Today, depository instructions are required to be delivered a day after the trade; in the T+1 system, the time will be further compressed and instruction slips will have to be handed over immediately after the trade. This would force more investors to sign blank depository slips or simply discourage them from trading.

Had SEBI held an open house session to get investors’ views, it would have learnt of these practical difficulties.

The biggest problem with the rush to a T+1 system is that the banking system is not geared to transfer funds swiftly and electronically to all the 1,000 plus centres where the two national stock exchanges have trading terminals. Bourses are often forced to conduct two settlements in a single day because of innumerable bank holidays. If SEBI pushes the T+1 experiment, hoping that the system will rise to meet the demands made on it, it will only cause untold hardship to smaller intermediaries and investors. The move to offer straight through processing, only for institutional investors, also seems a little premature.

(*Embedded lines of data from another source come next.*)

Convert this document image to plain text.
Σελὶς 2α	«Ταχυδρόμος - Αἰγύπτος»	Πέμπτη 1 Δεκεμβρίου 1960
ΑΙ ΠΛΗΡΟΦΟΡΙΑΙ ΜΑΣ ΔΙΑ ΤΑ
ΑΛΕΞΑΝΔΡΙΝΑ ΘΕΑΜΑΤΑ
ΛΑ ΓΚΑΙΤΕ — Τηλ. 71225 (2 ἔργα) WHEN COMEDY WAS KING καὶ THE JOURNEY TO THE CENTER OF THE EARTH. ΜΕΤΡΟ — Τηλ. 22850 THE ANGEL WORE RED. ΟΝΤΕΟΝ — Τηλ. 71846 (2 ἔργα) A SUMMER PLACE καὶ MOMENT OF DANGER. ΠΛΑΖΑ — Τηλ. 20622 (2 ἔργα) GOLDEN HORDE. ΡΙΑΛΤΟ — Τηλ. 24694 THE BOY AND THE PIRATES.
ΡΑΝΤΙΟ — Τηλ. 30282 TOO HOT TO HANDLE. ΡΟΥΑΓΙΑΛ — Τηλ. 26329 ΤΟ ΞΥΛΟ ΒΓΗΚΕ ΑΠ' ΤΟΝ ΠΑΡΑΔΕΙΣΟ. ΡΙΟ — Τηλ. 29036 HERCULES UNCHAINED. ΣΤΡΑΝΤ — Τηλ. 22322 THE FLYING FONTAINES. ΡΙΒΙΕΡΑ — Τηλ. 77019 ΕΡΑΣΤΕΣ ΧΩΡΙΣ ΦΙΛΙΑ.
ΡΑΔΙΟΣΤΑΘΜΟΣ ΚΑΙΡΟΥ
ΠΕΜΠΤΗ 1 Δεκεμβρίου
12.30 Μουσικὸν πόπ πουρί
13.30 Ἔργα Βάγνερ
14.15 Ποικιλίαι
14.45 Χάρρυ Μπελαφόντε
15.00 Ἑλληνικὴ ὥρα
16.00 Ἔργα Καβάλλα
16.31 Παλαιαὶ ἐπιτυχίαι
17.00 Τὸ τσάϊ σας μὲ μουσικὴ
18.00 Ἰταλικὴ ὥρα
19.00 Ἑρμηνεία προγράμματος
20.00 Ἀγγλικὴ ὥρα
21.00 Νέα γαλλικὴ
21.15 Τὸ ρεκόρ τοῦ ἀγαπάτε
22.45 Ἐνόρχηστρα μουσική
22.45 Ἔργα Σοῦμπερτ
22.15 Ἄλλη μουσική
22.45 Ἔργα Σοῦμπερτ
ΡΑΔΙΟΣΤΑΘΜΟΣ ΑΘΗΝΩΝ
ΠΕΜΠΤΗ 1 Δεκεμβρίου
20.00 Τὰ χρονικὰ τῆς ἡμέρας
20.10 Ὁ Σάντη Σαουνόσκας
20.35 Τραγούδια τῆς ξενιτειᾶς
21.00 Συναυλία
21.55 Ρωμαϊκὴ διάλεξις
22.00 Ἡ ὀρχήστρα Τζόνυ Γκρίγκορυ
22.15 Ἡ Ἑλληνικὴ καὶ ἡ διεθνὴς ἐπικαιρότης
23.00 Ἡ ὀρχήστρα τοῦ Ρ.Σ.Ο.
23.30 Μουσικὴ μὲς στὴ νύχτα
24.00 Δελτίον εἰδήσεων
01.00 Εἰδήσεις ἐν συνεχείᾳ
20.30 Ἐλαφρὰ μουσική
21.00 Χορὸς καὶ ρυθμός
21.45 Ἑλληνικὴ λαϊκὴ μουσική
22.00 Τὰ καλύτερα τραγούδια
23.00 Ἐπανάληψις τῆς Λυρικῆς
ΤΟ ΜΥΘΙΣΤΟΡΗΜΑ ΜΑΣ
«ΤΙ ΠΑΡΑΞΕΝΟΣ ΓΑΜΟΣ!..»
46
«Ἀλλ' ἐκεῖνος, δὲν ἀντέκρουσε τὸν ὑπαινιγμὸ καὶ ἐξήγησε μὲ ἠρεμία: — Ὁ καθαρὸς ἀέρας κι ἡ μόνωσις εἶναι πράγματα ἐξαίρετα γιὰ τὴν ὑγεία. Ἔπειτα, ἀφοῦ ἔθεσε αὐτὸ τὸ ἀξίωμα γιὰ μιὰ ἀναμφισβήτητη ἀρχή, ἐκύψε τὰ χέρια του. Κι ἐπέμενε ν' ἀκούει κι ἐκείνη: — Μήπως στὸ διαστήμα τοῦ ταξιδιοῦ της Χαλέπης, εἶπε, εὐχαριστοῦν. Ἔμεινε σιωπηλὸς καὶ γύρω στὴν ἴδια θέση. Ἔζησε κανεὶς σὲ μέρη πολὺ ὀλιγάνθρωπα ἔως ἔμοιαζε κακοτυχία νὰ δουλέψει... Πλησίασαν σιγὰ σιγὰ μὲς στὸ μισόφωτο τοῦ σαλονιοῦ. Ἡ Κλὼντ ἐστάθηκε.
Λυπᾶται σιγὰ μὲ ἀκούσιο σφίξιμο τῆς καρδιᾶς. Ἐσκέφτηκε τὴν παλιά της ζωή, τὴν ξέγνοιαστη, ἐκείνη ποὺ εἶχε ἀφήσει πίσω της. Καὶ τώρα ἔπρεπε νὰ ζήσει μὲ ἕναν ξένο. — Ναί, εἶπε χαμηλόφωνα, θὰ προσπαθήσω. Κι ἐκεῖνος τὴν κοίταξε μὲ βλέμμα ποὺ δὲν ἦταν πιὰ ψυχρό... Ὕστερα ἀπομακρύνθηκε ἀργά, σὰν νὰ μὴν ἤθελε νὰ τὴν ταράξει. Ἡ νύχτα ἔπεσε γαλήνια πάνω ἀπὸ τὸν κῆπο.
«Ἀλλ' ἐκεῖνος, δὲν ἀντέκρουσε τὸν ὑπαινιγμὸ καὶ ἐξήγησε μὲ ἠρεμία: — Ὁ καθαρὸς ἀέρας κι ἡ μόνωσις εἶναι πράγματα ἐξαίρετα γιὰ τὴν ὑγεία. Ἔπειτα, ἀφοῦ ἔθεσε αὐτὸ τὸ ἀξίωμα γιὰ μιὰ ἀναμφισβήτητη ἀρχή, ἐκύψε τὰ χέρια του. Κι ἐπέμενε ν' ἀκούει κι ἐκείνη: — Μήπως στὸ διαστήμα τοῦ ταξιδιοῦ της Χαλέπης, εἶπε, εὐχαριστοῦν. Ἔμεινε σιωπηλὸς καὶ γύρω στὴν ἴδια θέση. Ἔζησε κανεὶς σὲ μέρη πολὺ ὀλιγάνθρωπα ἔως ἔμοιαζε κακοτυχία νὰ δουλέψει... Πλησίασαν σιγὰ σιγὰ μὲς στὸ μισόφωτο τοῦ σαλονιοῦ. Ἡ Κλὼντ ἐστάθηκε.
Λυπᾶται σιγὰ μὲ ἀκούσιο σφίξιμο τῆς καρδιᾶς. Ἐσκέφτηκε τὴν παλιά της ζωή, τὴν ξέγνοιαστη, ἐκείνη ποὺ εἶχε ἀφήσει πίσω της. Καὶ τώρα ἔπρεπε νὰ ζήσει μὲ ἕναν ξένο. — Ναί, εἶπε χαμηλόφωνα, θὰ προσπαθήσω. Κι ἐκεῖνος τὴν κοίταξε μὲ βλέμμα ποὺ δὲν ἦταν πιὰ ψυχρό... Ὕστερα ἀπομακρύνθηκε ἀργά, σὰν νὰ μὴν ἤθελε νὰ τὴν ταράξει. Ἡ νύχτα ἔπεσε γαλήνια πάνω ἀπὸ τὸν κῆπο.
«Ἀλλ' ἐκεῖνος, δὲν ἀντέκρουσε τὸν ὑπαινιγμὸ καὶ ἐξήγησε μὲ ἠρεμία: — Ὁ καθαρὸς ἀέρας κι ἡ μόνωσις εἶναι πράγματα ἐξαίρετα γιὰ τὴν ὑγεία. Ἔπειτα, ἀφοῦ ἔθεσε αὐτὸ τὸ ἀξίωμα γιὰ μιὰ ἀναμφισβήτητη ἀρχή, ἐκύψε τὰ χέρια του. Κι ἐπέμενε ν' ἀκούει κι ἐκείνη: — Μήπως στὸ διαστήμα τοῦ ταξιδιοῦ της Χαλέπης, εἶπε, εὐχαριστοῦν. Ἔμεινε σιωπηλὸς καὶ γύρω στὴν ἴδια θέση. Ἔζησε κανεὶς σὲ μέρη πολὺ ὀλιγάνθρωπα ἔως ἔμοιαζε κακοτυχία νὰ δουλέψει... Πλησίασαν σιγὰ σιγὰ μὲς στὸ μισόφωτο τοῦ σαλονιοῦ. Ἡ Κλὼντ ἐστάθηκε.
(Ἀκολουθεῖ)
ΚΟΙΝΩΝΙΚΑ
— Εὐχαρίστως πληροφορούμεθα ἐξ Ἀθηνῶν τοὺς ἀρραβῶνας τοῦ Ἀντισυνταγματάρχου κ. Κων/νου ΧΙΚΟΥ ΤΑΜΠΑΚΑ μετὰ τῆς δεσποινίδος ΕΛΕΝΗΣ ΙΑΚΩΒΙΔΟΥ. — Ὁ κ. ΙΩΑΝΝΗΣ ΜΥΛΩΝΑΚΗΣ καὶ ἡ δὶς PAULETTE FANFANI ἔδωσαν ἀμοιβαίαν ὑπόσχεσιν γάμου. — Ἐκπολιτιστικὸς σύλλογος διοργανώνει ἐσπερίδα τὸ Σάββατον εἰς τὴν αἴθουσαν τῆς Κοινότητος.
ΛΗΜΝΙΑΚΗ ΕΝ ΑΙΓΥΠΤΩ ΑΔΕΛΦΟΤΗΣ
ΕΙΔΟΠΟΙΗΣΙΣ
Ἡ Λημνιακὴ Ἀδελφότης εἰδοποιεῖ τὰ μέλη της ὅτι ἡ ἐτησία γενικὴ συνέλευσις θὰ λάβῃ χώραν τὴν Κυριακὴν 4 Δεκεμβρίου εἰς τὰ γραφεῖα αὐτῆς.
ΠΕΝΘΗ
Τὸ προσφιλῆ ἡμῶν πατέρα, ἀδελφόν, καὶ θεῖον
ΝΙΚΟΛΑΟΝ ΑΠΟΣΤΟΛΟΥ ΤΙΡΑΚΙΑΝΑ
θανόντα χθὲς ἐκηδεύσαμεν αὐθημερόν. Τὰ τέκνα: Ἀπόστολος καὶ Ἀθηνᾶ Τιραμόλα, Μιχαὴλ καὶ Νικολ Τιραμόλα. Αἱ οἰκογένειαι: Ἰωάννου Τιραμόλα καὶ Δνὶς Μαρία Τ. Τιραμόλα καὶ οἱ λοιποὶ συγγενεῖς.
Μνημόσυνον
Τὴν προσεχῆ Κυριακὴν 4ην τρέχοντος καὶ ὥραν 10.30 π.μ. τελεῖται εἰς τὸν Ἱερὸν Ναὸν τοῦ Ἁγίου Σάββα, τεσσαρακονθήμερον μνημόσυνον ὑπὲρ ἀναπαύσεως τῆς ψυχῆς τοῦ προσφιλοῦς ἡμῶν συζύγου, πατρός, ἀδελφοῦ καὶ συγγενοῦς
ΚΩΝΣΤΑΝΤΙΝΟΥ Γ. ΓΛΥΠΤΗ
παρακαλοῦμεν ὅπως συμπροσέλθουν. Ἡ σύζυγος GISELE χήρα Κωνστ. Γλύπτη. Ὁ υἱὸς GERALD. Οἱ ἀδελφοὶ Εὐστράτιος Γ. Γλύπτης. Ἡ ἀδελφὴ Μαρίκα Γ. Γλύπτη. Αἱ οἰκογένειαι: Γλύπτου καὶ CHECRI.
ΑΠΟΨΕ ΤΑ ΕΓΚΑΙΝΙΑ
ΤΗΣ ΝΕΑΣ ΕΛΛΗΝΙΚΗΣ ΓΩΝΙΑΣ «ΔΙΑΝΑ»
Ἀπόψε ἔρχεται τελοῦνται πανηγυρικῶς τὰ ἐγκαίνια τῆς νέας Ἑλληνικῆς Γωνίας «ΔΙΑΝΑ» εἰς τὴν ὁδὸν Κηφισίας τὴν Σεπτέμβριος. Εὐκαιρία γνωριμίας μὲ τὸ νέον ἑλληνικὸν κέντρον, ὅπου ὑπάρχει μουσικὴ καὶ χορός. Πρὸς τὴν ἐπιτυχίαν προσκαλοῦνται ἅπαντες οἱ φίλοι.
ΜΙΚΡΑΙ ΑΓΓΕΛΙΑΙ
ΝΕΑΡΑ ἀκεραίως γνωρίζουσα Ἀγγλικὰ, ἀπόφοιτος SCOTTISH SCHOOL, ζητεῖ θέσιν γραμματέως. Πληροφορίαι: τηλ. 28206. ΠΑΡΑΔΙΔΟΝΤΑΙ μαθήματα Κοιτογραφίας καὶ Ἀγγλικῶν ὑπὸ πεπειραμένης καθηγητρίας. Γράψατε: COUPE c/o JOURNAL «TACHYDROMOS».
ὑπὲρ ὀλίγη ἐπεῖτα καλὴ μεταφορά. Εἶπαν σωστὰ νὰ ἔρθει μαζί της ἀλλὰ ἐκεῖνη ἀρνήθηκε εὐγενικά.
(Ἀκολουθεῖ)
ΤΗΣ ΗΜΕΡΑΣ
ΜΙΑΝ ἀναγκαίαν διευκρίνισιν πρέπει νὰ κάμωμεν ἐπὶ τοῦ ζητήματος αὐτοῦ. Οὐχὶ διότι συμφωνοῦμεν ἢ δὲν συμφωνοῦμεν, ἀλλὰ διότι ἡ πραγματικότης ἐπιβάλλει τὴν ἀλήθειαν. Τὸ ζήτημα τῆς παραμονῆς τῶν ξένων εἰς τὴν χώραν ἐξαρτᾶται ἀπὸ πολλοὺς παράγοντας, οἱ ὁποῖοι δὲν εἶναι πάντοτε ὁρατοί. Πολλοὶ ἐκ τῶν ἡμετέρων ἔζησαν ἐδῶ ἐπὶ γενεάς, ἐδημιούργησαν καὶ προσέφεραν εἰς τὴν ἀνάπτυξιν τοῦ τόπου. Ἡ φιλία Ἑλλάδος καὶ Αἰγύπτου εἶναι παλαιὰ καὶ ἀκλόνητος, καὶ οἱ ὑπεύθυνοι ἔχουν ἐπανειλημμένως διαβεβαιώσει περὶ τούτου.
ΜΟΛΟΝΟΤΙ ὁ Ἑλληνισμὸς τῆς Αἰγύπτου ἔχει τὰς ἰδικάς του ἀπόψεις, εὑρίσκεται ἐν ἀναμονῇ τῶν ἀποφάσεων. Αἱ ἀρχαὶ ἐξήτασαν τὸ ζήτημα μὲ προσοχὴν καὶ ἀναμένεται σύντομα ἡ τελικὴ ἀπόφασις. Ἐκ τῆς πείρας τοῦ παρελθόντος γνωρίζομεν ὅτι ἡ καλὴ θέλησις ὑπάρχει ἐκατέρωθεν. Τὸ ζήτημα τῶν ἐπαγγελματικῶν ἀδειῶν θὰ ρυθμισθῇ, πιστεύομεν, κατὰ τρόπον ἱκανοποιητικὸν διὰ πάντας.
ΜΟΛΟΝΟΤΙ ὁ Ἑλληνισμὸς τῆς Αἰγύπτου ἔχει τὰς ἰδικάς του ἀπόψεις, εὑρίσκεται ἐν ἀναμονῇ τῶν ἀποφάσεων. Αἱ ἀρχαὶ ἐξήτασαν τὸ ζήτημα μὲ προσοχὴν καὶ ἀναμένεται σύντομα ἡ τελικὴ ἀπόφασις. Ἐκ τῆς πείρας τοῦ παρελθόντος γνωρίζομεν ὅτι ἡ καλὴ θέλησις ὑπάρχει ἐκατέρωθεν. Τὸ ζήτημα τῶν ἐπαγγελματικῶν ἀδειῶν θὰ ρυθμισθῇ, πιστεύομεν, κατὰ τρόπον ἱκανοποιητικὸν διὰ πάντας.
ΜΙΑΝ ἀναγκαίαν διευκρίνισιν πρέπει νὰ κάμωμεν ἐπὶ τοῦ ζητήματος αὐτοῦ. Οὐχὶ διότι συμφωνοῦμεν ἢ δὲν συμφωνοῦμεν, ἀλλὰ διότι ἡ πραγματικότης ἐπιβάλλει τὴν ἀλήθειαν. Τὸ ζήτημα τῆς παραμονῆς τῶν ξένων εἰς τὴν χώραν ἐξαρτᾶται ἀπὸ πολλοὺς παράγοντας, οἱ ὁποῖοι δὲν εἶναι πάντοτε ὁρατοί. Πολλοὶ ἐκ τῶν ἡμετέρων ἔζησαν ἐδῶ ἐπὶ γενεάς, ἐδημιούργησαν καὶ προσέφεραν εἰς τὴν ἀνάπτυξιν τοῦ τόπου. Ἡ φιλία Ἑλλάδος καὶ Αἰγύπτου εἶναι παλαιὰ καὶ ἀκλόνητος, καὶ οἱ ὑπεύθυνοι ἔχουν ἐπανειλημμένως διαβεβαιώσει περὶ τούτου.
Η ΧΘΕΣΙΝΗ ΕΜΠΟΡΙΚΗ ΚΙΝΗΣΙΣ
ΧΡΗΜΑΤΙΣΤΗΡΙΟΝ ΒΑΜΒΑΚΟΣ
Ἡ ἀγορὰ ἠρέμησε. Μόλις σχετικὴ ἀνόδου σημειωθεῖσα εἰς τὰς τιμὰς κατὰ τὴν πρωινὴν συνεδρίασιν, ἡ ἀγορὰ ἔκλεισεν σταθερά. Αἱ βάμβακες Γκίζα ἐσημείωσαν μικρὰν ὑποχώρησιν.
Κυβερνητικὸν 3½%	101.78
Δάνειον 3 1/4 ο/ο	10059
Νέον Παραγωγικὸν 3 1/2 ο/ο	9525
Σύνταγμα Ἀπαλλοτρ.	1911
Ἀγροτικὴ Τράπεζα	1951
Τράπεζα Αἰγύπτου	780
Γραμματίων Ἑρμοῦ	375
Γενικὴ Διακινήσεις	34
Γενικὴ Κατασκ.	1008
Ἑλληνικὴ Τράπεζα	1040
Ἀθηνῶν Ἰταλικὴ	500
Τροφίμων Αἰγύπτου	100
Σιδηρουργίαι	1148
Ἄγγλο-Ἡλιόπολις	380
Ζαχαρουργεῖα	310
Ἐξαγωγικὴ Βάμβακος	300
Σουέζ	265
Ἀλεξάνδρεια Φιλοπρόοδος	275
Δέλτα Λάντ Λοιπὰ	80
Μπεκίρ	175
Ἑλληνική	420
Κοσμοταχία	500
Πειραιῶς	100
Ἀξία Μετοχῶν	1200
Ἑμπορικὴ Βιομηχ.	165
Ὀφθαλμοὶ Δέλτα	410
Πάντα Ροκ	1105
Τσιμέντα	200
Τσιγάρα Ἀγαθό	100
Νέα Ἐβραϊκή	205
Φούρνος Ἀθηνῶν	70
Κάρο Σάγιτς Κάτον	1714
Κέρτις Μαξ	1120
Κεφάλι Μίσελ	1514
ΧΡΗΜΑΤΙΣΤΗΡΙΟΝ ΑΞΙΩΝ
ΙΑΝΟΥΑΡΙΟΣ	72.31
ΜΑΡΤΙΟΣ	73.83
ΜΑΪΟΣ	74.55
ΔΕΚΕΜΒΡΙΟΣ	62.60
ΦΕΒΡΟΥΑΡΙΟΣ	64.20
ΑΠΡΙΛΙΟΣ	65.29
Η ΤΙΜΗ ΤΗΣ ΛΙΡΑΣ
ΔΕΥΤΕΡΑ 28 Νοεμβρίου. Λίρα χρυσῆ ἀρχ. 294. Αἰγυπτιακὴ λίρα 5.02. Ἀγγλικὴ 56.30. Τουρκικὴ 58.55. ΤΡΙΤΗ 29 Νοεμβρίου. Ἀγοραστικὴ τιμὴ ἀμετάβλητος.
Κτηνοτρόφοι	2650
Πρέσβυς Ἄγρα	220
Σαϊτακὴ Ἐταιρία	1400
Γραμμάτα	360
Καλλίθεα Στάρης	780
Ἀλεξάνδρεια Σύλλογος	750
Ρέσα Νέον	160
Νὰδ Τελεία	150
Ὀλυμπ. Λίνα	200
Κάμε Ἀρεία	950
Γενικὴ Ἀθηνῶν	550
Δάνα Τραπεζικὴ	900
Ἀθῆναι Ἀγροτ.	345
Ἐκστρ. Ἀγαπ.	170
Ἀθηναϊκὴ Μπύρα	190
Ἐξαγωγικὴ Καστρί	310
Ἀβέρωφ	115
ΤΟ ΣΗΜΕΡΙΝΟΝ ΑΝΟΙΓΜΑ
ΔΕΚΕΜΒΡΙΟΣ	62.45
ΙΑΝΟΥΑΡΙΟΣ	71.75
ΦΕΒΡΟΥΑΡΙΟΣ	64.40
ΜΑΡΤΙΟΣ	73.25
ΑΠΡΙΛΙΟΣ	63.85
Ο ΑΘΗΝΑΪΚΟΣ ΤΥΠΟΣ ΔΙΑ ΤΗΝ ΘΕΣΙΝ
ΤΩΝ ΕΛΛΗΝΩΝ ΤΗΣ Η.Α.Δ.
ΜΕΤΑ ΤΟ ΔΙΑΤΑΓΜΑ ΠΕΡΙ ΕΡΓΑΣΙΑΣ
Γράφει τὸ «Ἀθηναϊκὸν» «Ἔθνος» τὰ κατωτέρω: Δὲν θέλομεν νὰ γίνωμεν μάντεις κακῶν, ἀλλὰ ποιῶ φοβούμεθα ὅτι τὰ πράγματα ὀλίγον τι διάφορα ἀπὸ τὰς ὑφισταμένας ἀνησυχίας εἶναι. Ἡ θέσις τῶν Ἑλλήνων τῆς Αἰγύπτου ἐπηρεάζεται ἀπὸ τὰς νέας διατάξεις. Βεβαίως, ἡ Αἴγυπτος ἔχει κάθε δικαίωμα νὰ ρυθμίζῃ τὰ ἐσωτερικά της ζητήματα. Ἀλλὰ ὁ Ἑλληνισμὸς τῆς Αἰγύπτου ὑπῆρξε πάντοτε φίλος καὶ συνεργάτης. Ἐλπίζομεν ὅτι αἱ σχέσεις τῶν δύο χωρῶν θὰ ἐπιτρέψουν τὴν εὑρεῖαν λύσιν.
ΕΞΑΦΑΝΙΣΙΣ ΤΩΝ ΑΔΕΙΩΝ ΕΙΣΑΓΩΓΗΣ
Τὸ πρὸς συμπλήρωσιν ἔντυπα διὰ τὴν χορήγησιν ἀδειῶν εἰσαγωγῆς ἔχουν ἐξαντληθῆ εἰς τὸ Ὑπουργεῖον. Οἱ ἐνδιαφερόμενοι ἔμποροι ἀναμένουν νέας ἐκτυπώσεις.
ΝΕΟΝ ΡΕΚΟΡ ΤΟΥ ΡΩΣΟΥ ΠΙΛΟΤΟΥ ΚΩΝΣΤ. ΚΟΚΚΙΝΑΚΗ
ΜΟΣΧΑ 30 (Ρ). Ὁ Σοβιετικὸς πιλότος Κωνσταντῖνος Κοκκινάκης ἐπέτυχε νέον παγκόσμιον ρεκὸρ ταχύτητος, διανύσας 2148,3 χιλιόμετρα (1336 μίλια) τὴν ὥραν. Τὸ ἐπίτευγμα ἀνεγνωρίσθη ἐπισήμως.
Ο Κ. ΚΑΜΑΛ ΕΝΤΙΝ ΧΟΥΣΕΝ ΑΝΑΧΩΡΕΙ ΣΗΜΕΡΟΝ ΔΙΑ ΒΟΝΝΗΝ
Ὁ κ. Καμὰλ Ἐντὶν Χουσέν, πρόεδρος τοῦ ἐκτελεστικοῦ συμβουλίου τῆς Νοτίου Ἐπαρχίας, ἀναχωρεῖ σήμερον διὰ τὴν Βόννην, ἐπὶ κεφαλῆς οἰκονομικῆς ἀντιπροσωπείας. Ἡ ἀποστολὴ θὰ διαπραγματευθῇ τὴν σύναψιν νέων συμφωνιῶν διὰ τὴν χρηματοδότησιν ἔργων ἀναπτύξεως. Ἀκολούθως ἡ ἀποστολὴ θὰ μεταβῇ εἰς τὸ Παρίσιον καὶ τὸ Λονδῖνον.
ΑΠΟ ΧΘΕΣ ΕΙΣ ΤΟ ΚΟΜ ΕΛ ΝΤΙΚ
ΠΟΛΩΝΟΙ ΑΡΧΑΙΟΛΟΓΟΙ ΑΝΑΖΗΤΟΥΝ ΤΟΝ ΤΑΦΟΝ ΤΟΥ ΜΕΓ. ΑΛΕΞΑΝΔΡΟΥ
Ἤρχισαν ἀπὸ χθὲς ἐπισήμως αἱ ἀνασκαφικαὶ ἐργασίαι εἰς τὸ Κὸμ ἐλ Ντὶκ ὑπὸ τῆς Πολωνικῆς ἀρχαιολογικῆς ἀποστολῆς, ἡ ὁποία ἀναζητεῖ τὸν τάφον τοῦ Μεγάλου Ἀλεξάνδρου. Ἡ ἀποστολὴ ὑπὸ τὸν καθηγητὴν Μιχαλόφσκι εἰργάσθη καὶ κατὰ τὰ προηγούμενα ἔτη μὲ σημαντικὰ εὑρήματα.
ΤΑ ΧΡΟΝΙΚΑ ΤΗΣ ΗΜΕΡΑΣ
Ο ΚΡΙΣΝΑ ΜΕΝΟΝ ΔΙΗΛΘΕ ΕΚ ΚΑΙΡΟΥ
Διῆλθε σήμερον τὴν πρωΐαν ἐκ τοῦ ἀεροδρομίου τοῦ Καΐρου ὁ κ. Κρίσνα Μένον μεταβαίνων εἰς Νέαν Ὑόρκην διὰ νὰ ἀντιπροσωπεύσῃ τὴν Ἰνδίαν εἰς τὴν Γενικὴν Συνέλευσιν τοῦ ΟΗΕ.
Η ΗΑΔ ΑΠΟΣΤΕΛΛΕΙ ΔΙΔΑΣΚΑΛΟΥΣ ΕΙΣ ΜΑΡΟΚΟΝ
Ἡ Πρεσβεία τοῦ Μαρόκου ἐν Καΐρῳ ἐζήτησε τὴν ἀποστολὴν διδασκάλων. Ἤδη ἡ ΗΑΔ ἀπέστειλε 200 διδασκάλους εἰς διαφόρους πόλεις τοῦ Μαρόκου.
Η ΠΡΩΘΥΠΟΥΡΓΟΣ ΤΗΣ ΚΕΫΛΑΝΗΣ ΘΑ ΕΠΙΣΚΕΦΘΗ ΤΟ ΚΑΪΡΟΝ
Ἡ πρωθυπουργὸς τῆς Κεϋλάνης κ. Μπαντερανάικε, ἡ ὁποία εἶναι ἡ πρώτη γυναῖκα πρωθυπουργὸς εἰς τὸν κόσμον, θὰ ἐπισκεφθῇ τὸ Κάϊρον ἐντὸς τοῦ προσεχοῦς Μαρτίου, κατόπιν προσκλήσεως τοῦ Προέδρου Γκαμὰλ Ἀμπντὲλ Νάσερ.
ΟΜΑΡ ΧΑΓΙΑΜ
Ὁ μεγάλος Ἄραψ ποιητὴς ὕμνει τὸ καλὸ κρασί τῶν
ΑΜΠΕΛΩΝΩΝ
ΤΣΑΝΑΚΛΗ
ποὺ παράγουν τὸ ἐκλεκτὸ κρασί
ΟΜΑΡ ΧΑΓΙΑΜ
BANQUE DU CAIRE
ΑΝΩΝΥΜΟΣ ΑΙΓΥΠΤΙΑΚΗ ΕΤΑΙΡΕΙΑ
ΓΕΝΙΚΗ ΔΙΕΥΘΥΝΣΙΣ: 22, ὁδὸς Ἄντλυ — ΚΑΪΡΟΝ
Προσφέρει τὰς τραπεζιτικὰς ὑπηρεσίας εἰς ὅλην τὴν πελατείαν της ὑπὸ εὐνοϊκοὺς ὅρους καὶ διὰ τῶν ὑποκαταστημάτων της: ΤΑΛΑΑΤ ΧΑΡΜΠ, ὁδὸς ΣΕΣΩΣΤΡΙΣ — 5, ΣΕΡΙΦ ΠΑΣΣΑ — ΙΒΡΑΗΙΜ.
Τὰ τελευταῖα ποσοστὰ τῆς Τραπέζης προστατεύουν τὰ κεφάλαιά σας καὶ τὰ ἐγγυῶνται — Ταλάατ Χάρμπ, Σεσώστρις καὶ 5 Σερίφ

What we need right now is for the finance ministry to step in and ask SEBI to hold its horses. SEBI chairman, GN Bajpai, is a man in a hurry, but his goal of having the fastest settlement system in the world and the most comprehensive database of market participants, complete with fingerprints and mug shots is not needed so urgently.

What is far more important is market development; rebuilding investor confidence and bringing them back to the market. The government cannot say that it doesn’t meddle in the regulators’ arena — as a potential seller of nearly Rs 100,000 crore of equity in public sector units next year, the government has as much at stake as any other investor in ensuring adequate infrastructure, efficient regulation and high investor confidence.

One way to do this is to get SEBI to change its goals. For starters, the regulator needs to demonstrate that it can fulfill its own tasks and obligations swiftly, before making demands on the market.

For instance, can SEBI undertake to issue authorisation letters to brokers who have enhanced capital within seven days, instead of three months?

Can SEBI officials promise to clear DP applications within the same 7 days, instead of 3 to 4 months?

Can SEBI complete verification and certification formalities within a week instead of barking at market intermediaries who dare to follow up on pending permissions?

Can SEBI get the Central Listing Authority operational within the foreseeable future? It has been pending for years.

Can SEBI come up with a solution to the 19 odd regional stock exchanges, which have no future? A closure on that issue is as important as the T+1 settlement.

From a national perspective, SEBI must set itself the goal of doubling India’s investor population in a year. It has been languishing at 2 crore (may be less) for over a decade and is a blot on the image of a shining, fast growing economy.

In fact, retail investors continue to sell their holdings and get out of the market everyday. A newspaper recently quoted a Morgan Stanley report which says that at the beginning of the year, foreign institutional investors held 19.3 per cent of the equity of the top 50 market-cap stocks, as compared to retail investors’ holding of 18 per cent.

Do we want our market to comprise only of institutional investors and a few High Networth Individuals?

Similarly, instead of rushing off to fingerprint market intermediaries and their relatives, SEBI officials must make time to speed up its investigation processes, so that its biometric tagging and numbering system called MAPIN makes sense to market intermediaries when it is needed.